En matière d’hydrocarbures, dans le domaine de l’exploration et de la production d’hydrocarbures, les orientations stratégiques retenues concernent une intensification de la promotion des recherches par la société des Pétroles du Sénégal (PETROSEN) en ciblant en particulier les zones les plus prometteuses. Ainsi, les recherches sont orientées dans deux directions: celle des recherches pétrolières notamment dans les formations paléozoïques en zone off-shore en Casamance, et celle des recherches gazières tant dans la zone de Thiès que surtout dans les formations paléozoïques au Centre et vers le Nord du pays. En aval, le Gouvernement a adopté une réforme qui s’articule autour des axes suivants:
     -libéralisation totale des activités du secteur;
     -stimulation de la concurrence en vue d’une diminution des coûts des produits;
     -abolition des monopoles existants sur la chaîne (importation, stockage, transport et distribution);
     -libéralisation complètes des prix à long terme et application de système de prix-plafond dans le court terme.

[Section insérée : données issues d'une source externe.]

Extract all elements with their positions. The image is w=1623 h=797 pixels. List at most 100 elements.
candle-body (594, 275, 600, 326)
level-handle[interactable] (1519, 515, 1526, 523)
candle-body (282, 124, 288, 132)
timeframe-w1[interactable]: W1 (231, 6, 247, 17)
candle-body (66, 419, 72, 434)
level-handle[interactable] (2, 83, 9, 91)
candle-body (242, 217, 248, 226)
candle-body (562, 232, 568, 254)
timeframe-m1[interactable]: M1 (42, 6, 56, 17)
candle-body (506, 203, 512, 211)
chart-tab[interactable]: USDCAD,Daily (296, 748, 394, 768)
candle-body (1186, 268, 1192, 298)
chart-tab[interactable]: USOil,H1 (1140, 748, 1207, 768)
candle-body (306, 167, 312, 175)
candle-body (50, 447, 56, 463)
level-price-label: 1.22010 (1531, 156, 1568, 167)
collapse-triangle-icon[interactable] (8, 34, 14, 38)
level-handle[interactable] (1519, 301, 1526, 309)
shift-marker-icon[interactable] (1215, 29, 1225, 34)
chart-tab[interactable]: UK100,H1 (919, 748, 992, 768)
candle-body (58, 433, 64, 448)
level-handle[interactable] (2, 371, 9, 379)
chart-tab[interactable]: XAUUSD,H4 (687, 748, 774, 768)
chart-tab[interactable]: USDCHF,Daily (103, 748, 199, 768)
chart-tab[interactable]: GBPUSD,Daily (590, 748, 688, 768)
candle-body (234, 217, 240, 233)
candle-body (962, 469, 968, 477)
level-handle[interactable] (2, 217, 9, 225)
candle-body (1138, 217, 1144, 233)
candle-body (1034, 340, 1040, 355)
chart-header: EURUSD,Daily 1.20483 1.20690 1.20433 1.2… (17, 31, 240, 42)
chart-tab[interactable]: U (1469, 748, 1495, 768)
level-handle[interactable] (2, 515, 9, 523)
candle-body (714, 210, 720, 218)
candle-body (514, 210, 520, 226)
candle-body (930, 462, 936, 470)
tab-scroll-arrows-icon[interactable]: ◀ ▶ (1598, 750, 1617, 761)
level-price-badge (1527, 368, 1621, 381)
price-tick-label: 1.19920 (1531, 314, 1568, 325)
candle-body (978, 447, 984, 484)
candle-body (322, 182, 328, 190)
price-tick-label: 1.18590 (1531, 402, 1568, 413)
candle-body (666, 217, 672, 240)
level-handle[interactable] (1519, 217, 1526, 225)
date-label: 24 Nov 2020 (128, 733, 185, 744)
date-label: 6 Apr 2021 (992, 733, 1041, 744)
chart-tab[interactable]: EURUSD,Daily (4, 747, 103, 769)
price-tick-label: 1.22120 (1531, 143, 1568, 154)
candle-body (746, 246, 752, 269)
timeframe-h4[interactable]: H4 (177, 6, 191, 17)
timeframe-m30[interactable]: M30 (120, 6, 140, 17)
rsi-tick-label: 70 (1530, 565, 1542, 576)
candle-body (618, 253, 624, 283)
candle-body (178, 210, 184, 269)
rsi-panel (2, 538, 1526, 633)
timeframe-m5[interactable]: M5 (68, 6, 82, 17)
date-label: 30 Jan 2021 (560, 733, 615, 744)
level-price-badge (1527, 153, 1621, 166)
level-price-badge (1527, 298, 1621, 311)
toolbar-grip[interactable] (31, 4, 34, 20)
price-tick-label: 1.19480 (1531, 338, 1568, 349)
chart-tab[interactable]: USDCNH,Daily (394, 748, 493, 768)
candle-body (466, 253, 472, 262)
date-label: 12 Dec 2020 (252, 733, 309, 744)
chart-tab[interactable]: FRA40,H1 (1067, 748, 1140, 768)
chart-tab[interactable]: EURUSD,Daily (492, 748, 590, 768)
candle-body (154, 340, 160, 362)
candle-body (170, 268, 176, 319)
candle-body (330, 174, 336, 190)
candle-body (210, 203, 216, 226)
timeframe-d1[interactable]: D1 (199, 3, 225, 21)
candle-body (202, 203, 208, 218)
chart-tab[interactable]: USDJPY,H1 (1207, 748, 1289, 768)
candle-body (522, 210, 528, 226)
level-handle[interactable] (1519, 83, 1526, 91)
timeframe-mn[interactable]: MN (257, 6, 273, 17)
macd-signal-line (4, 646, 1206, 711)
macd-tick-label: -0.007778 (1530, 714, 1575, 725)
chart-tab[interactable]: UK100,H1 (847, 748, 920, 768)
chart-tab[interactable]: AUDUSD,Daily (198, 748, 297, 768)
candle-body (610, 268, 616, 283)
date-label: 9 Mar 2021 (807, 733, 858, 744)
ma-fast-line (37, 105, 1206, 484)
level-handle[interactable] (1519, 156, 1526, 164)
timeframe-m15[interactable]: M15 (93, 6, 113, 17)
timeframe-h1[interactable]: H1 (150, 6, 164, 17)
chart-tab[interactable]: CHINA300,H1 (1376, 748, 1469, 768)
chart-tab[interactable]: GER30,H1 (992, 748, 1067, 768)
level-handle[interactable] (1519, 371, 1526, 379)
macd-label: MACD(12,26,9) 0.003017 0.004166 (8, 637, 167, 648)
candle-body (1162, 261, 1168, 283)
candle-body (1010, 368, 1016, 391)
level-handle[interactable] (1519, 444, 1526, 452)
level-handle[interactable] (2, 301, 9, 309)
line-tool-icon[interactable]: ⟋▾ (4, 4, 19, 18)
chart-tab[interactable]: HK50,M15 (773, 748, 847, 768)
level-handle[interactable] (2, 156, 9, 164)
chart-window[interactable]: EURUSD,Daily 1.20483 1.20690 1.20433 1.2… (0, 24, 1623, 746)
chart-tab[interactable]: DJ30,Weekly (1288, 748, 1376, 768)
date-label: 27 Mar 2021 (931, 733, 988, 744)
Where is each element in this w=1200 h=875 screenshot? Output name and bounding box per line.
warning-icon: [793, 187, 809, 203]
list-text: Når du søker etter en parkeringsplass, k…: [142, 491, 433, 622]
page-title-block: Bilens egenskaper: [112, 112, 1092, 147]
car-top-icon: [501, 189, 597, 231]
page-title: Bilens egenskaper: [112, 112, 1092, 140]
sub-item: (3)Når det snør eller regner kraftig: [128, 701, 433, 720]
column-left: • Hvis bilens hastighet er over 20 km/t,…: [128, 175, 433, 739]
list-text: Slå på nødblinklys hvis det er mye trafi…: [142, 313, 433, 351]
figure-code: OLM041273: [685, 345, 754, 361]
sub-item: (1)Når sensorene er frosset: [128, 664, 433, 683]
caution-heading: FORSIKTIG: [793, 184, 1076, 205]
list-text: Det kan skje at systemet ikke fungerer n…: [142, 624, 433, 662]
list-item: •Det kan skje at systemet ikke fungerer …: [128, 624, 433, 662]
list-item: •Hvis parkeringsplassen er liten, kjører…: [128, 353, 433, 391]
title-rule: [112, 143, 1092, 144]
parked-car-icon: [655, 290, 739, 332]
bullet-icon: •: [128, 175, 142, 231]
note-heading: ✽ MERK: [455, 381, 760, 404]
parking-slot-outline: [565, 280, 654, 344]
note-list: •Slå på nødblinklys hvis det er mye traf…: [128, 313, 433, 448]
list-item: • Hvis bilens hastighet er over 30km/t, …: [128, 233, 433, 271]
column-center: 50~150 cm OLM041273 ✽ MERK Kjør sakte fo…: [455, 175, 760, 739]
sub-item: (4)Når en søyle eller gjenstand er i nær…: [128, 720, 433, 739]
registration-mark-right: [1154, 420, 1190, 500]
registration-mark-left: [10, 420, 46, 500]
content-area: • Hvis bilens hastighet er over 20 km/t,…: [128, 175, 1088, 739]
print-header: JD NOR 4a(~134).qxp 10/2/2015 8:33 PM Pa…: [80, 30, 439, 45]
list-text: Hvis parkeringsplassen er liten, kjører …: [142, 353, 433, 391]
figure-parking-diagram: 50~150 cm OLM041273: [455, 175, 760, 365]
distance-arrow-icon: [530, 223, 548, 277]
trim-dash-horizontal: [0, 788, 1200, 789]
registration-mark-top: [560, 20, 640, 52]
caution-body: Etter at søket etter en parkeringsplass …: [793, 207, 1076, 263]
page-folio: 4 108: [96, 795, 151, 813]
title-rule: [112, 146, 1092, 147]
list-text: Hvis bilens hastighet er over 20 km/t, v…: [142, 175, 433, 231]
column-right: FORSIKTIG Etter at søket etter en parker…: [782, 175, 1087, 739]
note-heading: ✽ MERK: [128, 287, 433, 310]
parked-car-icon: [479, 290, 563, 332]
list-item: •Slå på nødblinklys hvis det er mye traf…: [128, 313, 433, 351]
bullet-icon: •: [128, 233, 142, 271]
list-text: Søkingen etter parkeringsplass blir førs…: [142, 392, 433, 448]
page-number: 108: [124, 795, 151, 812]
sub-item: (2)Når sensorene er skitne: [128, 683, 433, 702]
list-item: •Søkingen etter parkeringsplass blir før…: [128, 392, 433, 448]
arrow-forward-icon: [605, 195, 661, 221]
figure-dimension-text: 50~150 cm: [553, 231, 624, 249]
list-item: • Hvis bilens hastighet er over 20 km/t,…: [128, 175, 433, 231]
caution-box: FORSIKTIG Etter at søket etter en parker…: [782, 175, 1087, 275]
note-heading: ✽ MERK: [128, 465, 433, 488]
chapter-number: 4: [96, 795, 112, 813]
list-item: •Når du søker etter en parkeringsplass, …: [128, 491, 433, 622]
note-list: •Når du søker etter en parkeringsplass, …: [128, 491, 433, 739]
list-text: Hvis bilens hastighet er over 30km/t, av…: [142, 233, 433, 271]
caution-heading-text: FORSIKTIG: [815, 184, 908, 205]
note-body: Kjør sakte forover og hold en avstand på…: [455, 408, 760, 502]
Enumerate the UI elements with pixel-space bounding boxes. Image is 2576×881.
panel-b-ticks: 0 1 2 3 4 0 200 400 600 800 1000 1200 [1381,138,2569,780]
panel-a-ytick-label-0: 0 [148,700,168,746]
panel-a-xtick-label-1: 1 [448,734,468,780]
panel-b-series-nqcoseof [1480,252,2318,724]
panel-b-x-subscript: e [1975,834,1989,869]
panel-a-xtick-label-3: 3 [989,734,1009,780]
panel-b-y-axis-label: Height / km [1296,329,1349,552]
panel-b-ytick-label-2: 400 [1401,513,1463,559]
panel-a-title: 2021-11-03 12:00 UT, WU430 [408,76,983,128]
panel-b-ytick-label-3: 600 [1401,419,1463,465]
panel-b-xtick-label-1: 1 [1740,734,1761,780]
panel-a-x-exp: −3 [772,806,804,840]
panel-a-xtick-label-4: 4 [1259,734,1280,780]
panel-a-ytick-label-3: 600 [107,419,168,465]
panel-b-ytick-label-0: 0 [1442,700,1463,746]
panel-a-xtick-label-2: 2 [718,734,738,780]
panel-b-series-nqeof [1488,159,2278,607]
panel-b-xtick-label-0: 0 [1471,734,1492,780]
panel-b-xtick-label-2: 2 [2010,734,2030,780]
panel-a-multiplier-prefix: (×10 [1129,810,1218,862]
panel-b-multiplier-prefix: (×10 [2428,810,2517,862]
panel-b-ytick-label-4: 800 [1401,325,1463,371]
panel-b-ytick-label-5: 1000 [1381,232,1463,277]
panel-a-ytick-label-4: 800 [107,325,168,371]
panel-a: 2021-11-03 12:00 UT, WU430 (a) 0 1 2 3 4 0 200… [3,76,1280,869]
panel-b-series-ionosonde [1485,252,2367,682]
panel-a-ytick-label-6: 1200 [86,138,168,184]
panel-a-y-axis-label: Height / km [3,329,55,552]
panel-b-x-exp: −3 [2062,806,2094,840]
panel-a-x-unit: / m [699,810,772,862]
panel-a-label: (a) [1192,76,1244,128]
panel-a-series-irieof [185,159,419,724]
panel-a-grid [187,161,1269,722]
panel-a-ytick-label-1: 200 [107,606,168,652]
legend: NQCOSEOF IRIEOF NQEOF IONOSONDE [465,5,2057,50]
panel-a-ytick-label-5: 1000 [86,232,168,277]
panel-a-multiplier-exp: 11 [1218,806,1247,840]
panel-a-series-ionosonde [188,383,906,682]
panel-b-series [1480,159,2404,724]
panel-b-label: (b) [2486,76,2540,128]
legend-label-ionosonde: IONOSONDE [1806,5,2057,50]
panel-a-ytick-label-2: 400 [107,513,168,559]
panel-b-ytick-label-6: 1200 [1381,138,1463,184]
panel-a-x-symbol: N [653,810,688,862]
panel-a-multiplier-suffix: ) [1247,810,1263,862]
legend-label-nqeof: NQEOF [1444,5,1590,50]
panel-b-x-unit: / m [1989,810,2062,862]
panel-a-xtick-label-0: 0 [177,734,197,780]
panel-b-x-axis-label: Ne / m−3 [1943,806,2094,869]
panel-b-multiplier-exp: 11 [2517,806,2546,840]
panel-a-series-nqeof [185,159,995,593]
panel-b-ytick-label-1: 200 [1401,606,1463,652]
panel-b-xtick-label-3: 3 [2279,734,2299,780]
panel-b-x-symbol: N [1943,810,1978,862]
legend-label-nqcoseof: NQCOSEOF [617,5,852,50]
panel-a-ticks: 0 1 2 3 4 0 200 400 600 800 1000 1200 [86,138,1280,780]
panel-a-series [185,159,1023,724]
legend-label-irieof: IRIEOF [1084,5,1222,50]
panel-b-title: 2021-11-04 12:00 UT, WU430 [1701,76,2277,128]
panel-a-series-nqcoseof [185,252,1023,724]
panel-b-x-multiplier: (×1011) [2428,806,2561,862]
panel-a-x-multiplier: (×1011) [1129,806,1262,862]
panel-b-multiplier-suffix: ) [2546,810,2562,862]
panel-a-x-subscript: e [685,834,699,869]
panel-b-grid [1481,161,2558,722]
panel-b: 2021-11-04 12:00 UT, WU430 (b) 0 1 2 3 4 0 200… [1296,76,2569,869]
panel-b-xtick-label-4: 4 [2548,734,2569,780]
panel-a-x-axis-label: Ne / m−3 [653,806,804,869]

En matière de combustibles domestiques, la stratégie adoptée concerne principalement:
     -la diversification des combustibles domestiques, c’est-à-dire l’élargissement de la gamme actuelle des combustibles de
      cuisson mis à la disposition des ménages (notamment avec la promotion du pétrole lampant comme source d’énergie de
      cuisson);
     -l’utilisation rationnelle de l’énergie par la diffusion massive de foyers améliorés plus économes que les fourneaux
      traditionnels (énergétivores);
     -l’exploitation durable des formations forestières grâce à l’aménagement des forêts avec la participation directe des
      populations;
      riveraines et grâce à des techniques plus efficaces de carbonisation avec les meules dites « casamançaises ».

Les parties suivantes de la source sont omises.